Il discorso di Corbellini e Mingardi procede in modo analogo. Punto di partenza: chi non condivide le loro previsioni positive ha torto in partenza perché teme nientedimeno che “l’estinzione della razza umana”, è “ossessionato dalla fine del mondo” ma solo perché teme la fine del proprio mondo (mi chiedo chi possa tranquillamente disprezzarlo). Ma sorvoliamo su questo. Gli allarmisti sopravvaluterebbero i rischi della IA perché tutti noi amiamo avere paura. Ma sarà vero? Tutti esclusi loro due? Secondo i due autori, chi teme i rischi vive nella fantascienza e nelle “speculazioni etiche” (a cui loro sono insensibili?) dato che immaginano che “queste macchine diventino coscienti, autocoscienti, senzienti e minacciose per la sopravvivenza della specie”. Strano procedimento retorico: si attribuiscono all’interlocutore dissenziente fantasticherie apocalittiche e poi lo si accusano di averle. Ma il problema è ancora una volta un altro: non è nella favoletta della macchina malintenzionata che “vuole” farci fuori. E’ che ogni strumento tecnico condiziona e induce comportamenti per i quali ci sia bisogno di usarlo. Se compro un’auto che va a trecento chilometri l’ora sarò tentato di usarla a quella velocità. Se porto in tasca un’arma diventa più probabile che me ne serva. Il navigatore può fare comodo, ma rende superflua la mia attenzione e capacità di osservare e memorizzare ambienti e percorsi: non ci sono vantaggi senza perdite.

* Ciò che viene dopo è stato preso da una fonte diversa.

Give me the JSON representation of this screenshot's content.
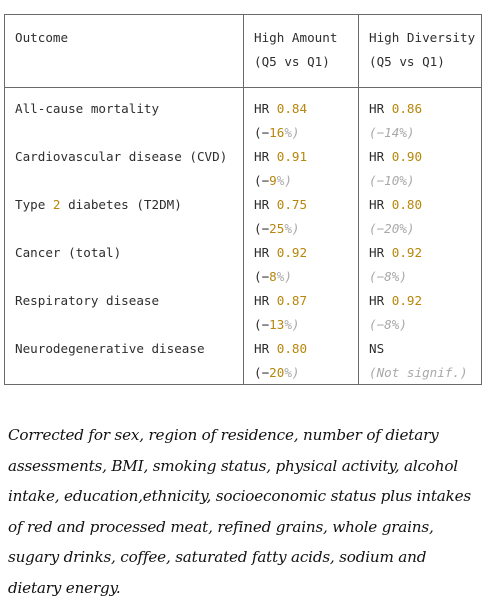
{
  "headers": {
    "outcome": "Outcome",
    "high_amount": "High Amount",
    "high_amount_sub": "(Q5 vs Q1)",
    "high_diversity": "High Diversity",
    "high_diversity_sub": "(Q5 vs Q1)"
  },
  "rows": [
    {
      "outcome": "All-cause mortality",
      "hr_label": "HR",
      "amount_hr": "0.84",
      "amount_open": "(−",
      "amount_pct": "16",
      "amount_close": "%)",
      "diversity_hr": "0.86",
      "diversity_pct": "(−14%)"
    },
    {
      "outcome": "Cardiovascular disease (CVD)",
      "hr_label": "HR",
      "amount_hr": "0.91",
      "amount_open": "(−",
      "amount_pct": "9",
      "amount_close": "%)",
      "diversity_hr": "0.90",
      "diversity_pct": "(−10%)"
    },
    {
      "outcome_pre": "Type ",
      "outcome_num": "2",
      "outcome_post": " diabetes (T2DM)",
      "hr_label": "HR",
      "amount_hr": "0.75",
      "amount_open": "(−",
      "amount_pct": "25",
      "amount_close": "%)",
      "diversity_hr": "0.80",
      "diversity_pct": "(−20%)"
    },
    {
      "outcome": "Cancer (total)",
      "hr_label": "HR",
      "amount_hr": "0.92",
      "amount_open": "(−",
      "amount_pct": "8",
      "amount_close": "%)",
      "diversity_hr": "0.92",
      "diversity_pct": "(−8%)"
    },
    {
      "outcome": "Respiratory disease",
      "hr_label": "HR",
      "amount_hr": "0.87",
      "amount_open": "(−",
      "amount_pct": "13",
      "amount_close": "%)",
      "diversity_hr": "0.92",
      "diversity_pct": "(−8%)"
    },
    {
      "outcome": "Neurodegenerative disease",
      "hr_label": "HR",
      "amount_hr": "0.80",
      "amount_open": "(−",
      "amount_pct": "20",
      "amount_close": "%)",
      "diversity_text": "NS",
      "diversity_pct": "(Not signif.)"
    }
  ],
  "note": "Corrected for sex, region of residence, number of dietary assessments, BMI, smoking status, physical activity, alcohol intake, education,ethnicity, socioeconomic status plus intakes of red and processed meat, refined grains, whole grains, sugary drinks, coffee, saturated fatty acids, sodium and dietary energy.",
  "colors": {
    "value": "#b8860b",
    "muted": "#a9a9a9",
    "border": "#6a6a6a"
  }
}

L’articolo più equilibrato e più immune da retorica edificante è quello di Pasquale Cirillo. Avverte perfino il lettore che la prima colonna di stampa che ha letto è stata scritta automaticamente da ChatGPT. Segue un bell’elenco di regali che la tecnica ci farà in vari campi: medicina, trasporti, scienza, traduzioni automatiche, ecc. Ma più avanti avverte: “Nei prossimi anni la perdita di posti di lavoro che ci aspetta sarà molto particolare e le conseguenze sociali e politiche rischiano di essere esplosive. Per la prima volta, vedremo quello che esagerando possiamo chiamare il luddismo dei professionisti”, perché “riconvertirsi una volta perso il lavoro diventerà più difficile. Richiederà ingenti investimenti in formazione e fatica”. Già, luddismo. Odio e distruzione delle macchine da parte di chi ne è vittima e schiavo, come nella prima rivoluzione industriale. Non credo che ci sarà, ma se ci fosse, sarebbe rassicurante. Scommetto che gli apologeti della tecnica ne avrebbero una paura tale da immaginare una fine del mondo.